CFDONEval: A Comprehensive Evaluation of Operator-Learning Neural Network Models for Computational Fluid Dynamics

Abstract

In this paper, we introduce CFDONEval, a comprehensive evaluation of 12 operator-learning-based neural network (ON) models to simulate 7 benchmark fluid dynamics problems. These problems cover a range of 2D scenarios, including Darcy flow, two-phase flow, Taylor-Green vortex, lid-driven cavity flow, tube flow, circular cylinder flow, and 3D periodic hill flow. For a rigorous evaluation, we establish 22 fluid dynamics datasets for these benchmark problems, 18 of which are newly generated using traditional numerical methods, such as the finite element method. Our evaluation tackles 5 key challenges: multiscale phenomena, convection dominance, long-term predictions, multiphase flows, and unstructured meshes over complex geometries. We assess computational accuracy, efficiency, and flow field visualization, offering valuable insights into the application of ON models in fluid dynamics research.
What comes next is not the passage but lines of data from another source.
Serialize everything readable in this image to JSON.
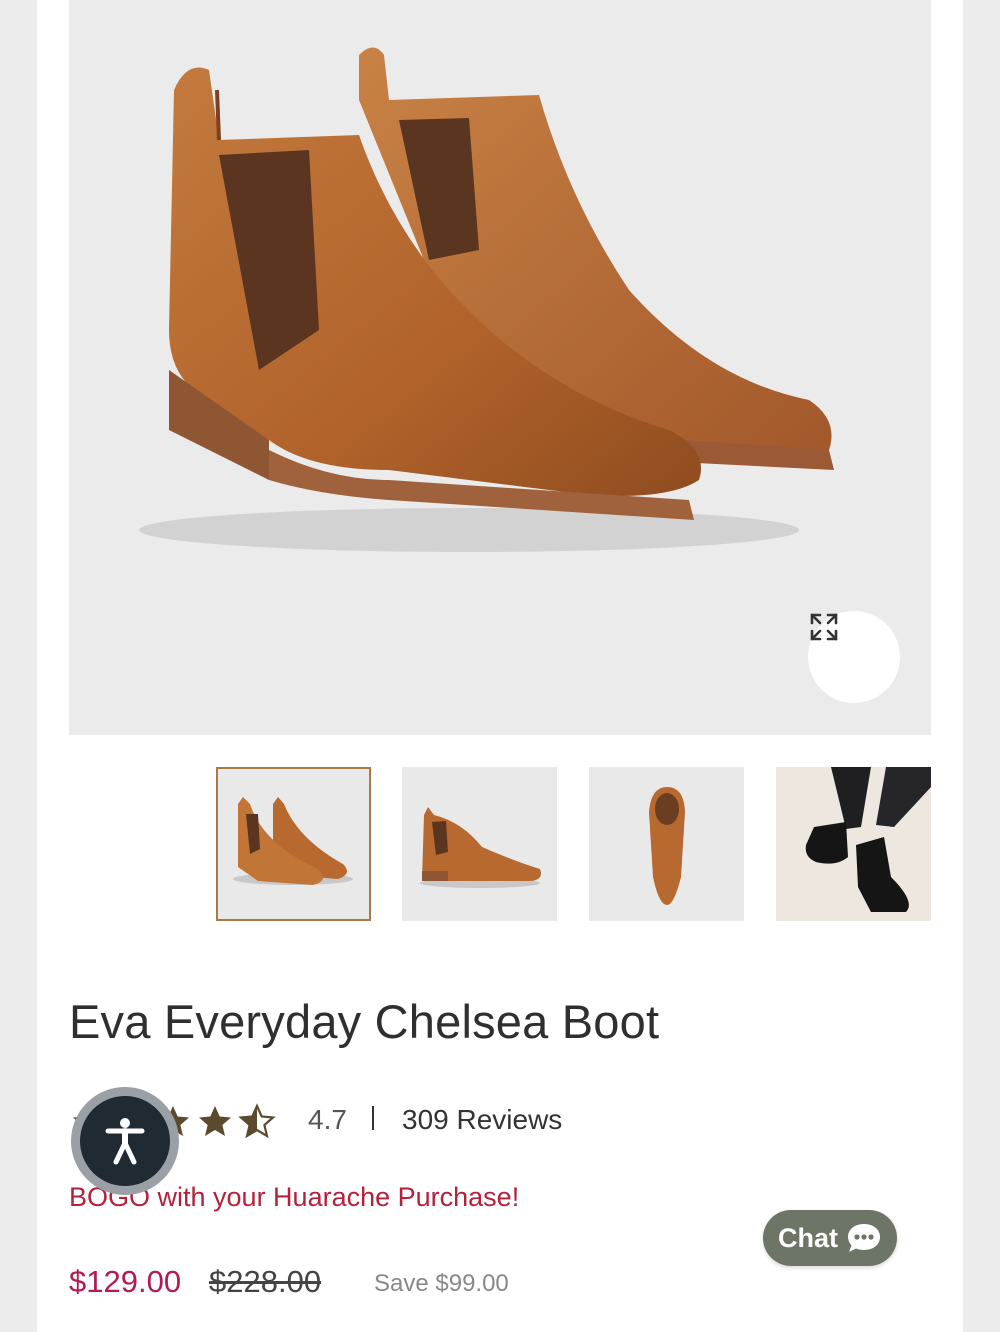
{
  "gallery": {
    "main_image_alt": "Eva Everyday Chelsea Boot",
    "expand_icon": "expand-arrows-icon",
    "thumbnails": [
      {
        "alt": "Pair of cognac boots, angled view",
        "active": true
      },
      {
        "alt": "Single cognac boot, side view",
        "active": false
      },
      {
        "alt": "Cognac boot, top view",
        "active": false
      },
      {
        "alt": "Black boots worn on model",
        "active": false
      }
    ]
  },
  "product": {
    "title": "Eva Everyday Chelsea Boot",
    "rating": "4.7",
    "rating_stars": 4.5,
    "reviews": "309 Reviews",
    "promo": "BOGO with your Huarache Purchase!",
    "price": "$129.00",
    "compare_price": "$228.00",
    "savings": "Save $99.00"
  },
  "widgets": {
    "accessibility_icon": "accessibility-person-icon",
    "chat_label": "Chat",
    "chat_icon": "chat-bubble-icon"
  },
  "colors": {
    "price": "#b01c55",
    "promo": "#b3213a",
    "star": "#5c4a2e",
    "chat_bg": "#6d7566",
    "leather": "#b8692f"
  }
}
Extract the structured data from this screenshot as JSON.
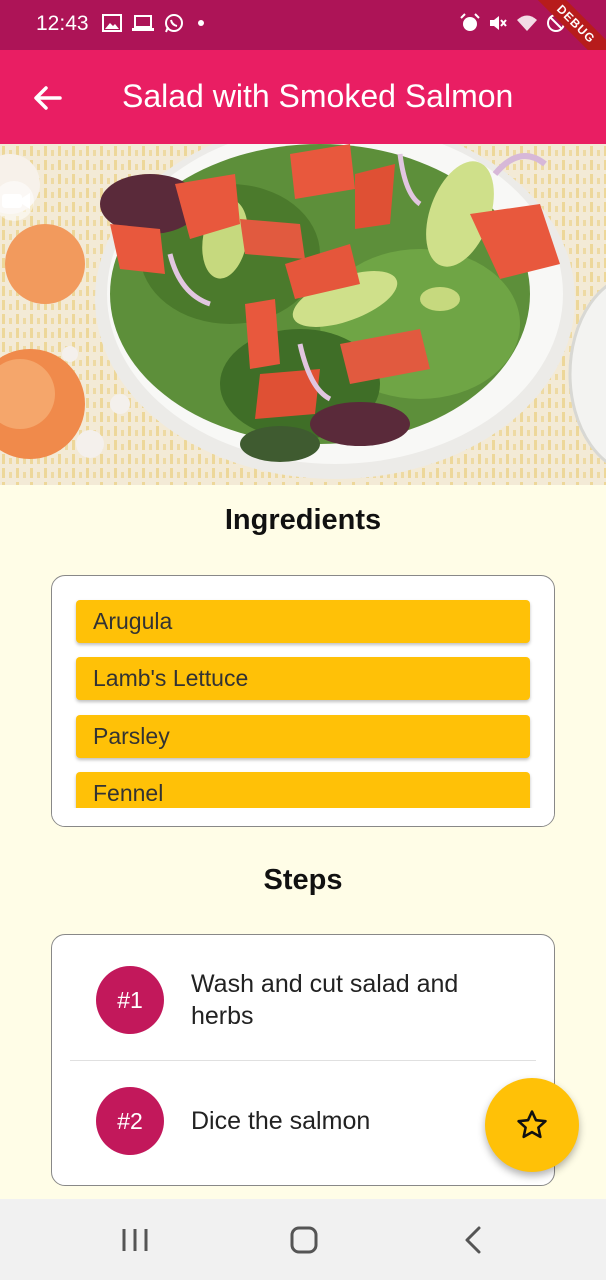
{
  "status_bar": {
    "time": "12:43",
    "debug_label": "DEBUG",
    "icons": [
      "gallery-icon",
      "laptop-icon",
      "whatsapp-icon",
      "dot-icon",
      "alarm-icon",
      "mute-icon",
      "wifi-icon",
      "no-sim-icon"
    ]
  },
  "app_bar": {
    "title": "Salad with Smoked Salmon",
    "back_icon": "arrow-left-icon"
  },
  "hero": {
    "icon": "video-icon"
  },
  "ingredients": {
    "title": "Ingredients",
    "items": [
      "Arugula",
      "Lamb's Lettuce",
      "Parsley",
      "Fennel"
    ]
  },
  "steps": {
    "title": "Steps",
    "items": [
      {
        "badge": "#1",
        "text": "Wash and cut salad and herbs"
      },
      {
        "badge": "#2",
        "text": "Dice the salmon"
      }
    ]
  },
  "fab": {
    "icon": "star-outline-icon"
  },
  "nav_bar": {
    "icons": [
      "recent-apps-icon",
      "home-icon",
      "back-icon"
    ]
  },
  "colors": {
    "status_bar": "#ad1457",
    "app_bar": "#e91e63",
    "background": "#fffde7",
    "ingredient_tile": "#ffc107",
    "step_badge": "#c2185b",
    "fab": "#ffc107"
  }
}
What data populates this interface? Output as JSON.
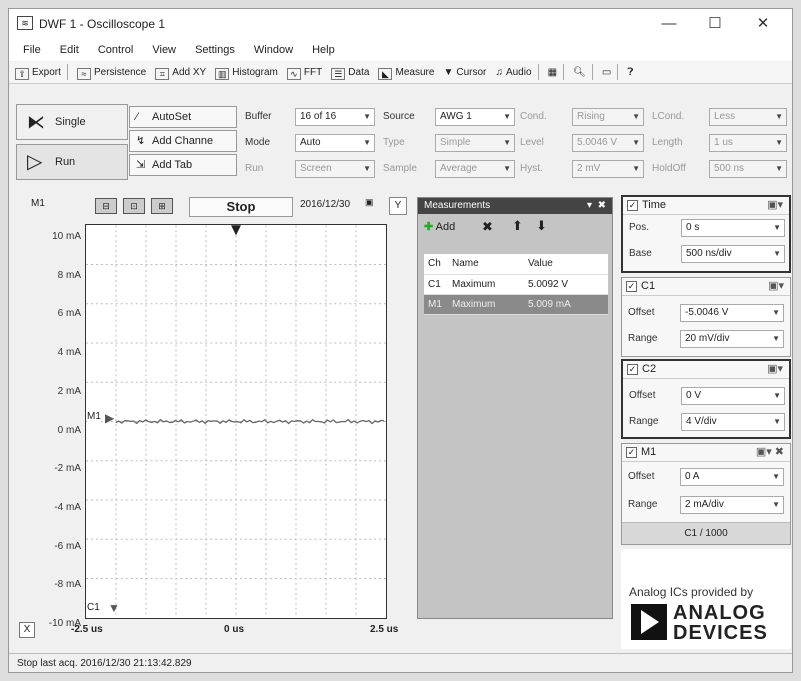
{
  "window": {
    "title": "DWF 1 - Oscilloscope 1",
    "minimize": "—",
    "maximize": "☐",
    "close": "✕"
  },
  "menu": [
    "File",
    "Edit",
    "Control",
    "View",
    "Settings",
    "Window",
    "Help"
  ],
  "toolbar": [
    {
      "label": "Export",
      "icon": "export-icon"
    },
    {
      "label": "Persistence",
      "icon": "persistence-icon"
    },
    {
      "label": "Add XY",
      "icon": "xy-icon"
    },
    {
      "label": "Histogram",
      "icon": "histogram-icon"
    },
    {
      "label": "FFT",
      "icon": "fft-icon"
    },
    {
      "label": "Data",
      "icon": "data-icon"
    },
    {
      "label": "Measure",
      "icon": "measure-icon"
    },
    {
      "label": "Cursor",
      "icon": "cursor-icon"
    },
    {
      "label": "Audio",
      "icon": "audio-icon"
    }
  ],
  "controls": {
    "single": "Single",
    "run": "Run",
    "autoset": "AutoSet",
    "add_channel": "Add Channe",
    "add_tab": "Add Tab",
    "buffer_label": "Buffer",
    "buffer_value": "16 of 16",
    "mode_label": "Mode",
    "mode_value": "Auto",
    "run_label": "Run",
    "run_value": "Screen",
    "source_label": "Source",
    "source_value": "AWG 1",
    "type_label": "Type",
    "type_value": "Simple",
    "sample_label": "Sample",
    "sample_value": "Average",
    "cond_label": "Cond.",
    "cond_value": "Rising",
    "level_label": "Level",
    "level_value": "5.0046 V",
    "hyst_label": "Hyst.",
    "hyst_value": "2 mV",
    "lcond_label": "LCond.",
    "lcond_value": "Less",
    "length_label": "Length",
    "length_value": "1 us",
    "holdoff_label": "HoldOff",
    "holdoff_value": "500 ns"
  },
  "scope": {
    "channel_label": "M1",
    "status": "Stop",
    "timestamp": "2016/12/30",
    "y_button": "Y",
    "y_ticks": [
      "10 mA",
      "8 mA",
      "6 mA",
      "4 mA",
      "2 mA",
      "0 mA",
      "-2 mA",
      "-4 mA",
      "-6 mA",
      "-8 mA",
      "-10 mA"
    ],
    "x_ticks": [
      "-2.5 us",
      "0 us",
      "2.5 us"
    ],
    "x_button": "X",
    "trace_marker": "M1",
    "c1_marker": "C1"
  },
  "measurements": {
    "title": "Measurements",
    "add": "Add",
    "columns": [
      "Ch",
      "Name",
      "Value"
    ],
    "rows": [
      [
        "C1",
        "Maximum",
        "5.0092 V"
      ],
      [
        "M1",
        "Maximum",
        "5.009 mA"
      ]
    ]
  },
  "time_panel": {
    "title": "Time",
    "pos_label": "Pos.",
    "pos_value": "0 s",
    "base_label": "Base",
    "base_value": "500 ns/div"
  },
  "c1_panel": {
    "title": "C1",
    "offset_label": "Offset",
    "offset_value": "-5.0046 V",
    "range_label": "Range",
    "range_value": "20 mV/div"
  },
  "c2_panel": {
    "title": "C2",
    "offset_label": "Offset",
    "offset_value": "0 V",
    "range_label": "Range",
    "range_value": "4 V/div"
  },
  "m1_panel": {
    "title": "M1",
    "offset_label": "Offset",
    "offset_value": "0 A",
    "range_label": "Range",
    "range_value": "2 mA/div",
    "formula": "C1 / 1000"
  },
  "logo": {
    "caption": "Analog ICs provided by",
    "line1": "ANALOG",
    "line2": "DEVICES"
  },
  "status_bar": "Stop last acq. 2016/12/30  21:13:42.829"
}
Our findings show that attention-based models perform well in handling almost all challenges; models with a U-shaped structure excel in handling multiscale problems; and the NU-FNO model demonstrates the smallest relative error in L2 norm when processing nonuniform grid data. The related code, dataset, and appendix are publicly available at: https://github.com/Sysuzqs/CFDNNEval.